Besides, it is only our puritanical culture that insists that health and pleasure are incompatible. Nature suggests the opposite. Good health is deeply, subtly pleasurable. And pleasure - with its reduction of stress and encouragement of positive thinking - is related to good health. I think of an old friend of mine with AIDS who, in a matter of months, turned from a strapping man into a skeleton. He had almost no immune system and no appetite. He spent most of his days in bed, trying to keep himself from throwing up his medications, moving from time to time to take the pressure off his bedsores, and listening to music as he faded in and out of fevered consciousness. Then he smoked pot. His distress eased; he loved listening to music more and more; his appetite slowly came back. He survived long enough to get the protease inhibitors that saved his life. He's now fit and healthy. He has no doubt that pot saved him.

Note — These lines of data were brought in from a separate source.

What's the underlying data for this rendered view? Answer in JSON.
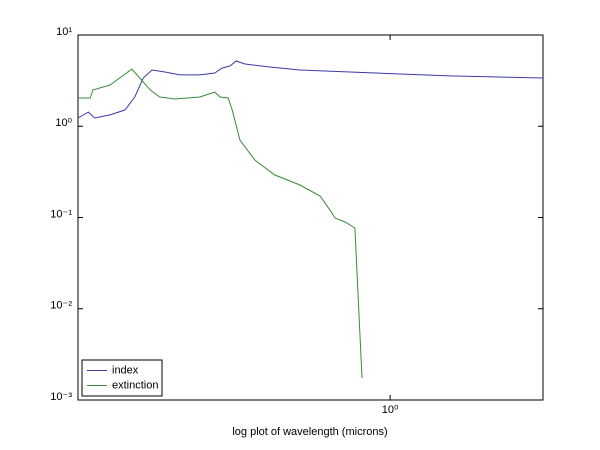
{
  "chart_data": {
    "type": "line",
    "xlabel": "log plot of wavelength (microns)",
    "xscale": "log",
    "yscale": "log",
    "xlim": [
      0.2,
      2.2
    ],
    "xticks": [
      {
        "value": 1,
        "label": "10⁰"
      }
    ],
    "ylim": [
      0.001,
      10
    ],
    "yticks": [
      {
        "value": 0.001,
        "label": "10⁻³"
      },
      {
        "value": 0.01,
        "label": "10⁻²"
      },
      {
        "value": 0.1,
        "label": "10⁻¹"
      },
      {
        "value": 1,
        "label": "10⁰"
      },
      {
        "value": 10,
        "label": "10¹"
      }
    ],
    "legend": "lower left",
    "series": [
      {
        "name": "index",
        "color": "#3a3aa8",
        "x": [
          0.2,
          0.211,
          0.218,
          0.236,
          0.255,
          0.268,
          0.28,
          0.293,
          0.313,
          0.338,
          0.375,
          0.405,
          0.42,
          0.438,
          0.452,
          0.473,
          0.538,
          0.628,
          0.813,
          1.053,
          1.362,
          2.2
        ],
        "values": [
          1.23,
          1.43,
          1.23,
          1.33,
          1.51,
          2.09,
          3.38,
          4.13,
          3.93,
          3.65,
          3.65,
          3.83,
          4.34,
          4.57,
          5.19,
          4.81,
          4.46,
          4.13,
          3.93,
          3.74,
          3.56,
          3.38
        ]
      },
      {
        "name": "extinction",
        "color": "#3a8a3a",
        "x": [
          0.2,
          0.213,
          0.216,
          0.236,
          0.255,
          0.264,
          0.275,
          0.29,
          0.305,
          0.33,
          0.375,
          0.405,
          0.416,
          0.434,
          0.443,
          0.461,
          0.498,
          0.552,
          0.628,
          0.697,
          0.733,
          0.753,
          0.793,
          0.834,
          0.865
        ],
        "values": [
          2.04,
          2.04,
          2.5,
          2.83,
          3.74,
          4.24,
          3.38,
          2.5,
          2.09,
          1.99,
          2.09,
          2.37,
          2.09,
          2.04,
          1.51,
          0.706,
          0.426,
          0.292,
          0.227,
          0.172,
          0.121,
          0.0988,
          0.0893,
          0.0767,
          0.00174
        ]
      }
    ]
  }
}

And pleasure was part of his recovery. It helped dissipate the appalling pain and depression that beset him. It made him human again, because a central part of being human is the enjoyment of life's pleasurable gifts - physical, intellectual, artistic, culinary, mental. We need to play as much as we need to eat and sleep. It is bizarre that, in a country founded in part on the pursuit of happiness, we should now be expending so many resources on incarcerating and terrorizing so many people simply because they are doing what their Constitution promised. Pleasure isn't the same thing as happiness, of course, but the responsible, adult enjoyment of the pleasure of something God gave us is surely part of it. Our continued attack on a medicine that, by some divine fluke, is also highly enjoyable demeans everyone who participates in it. If you'll pardon the expression, it's high time we ended it.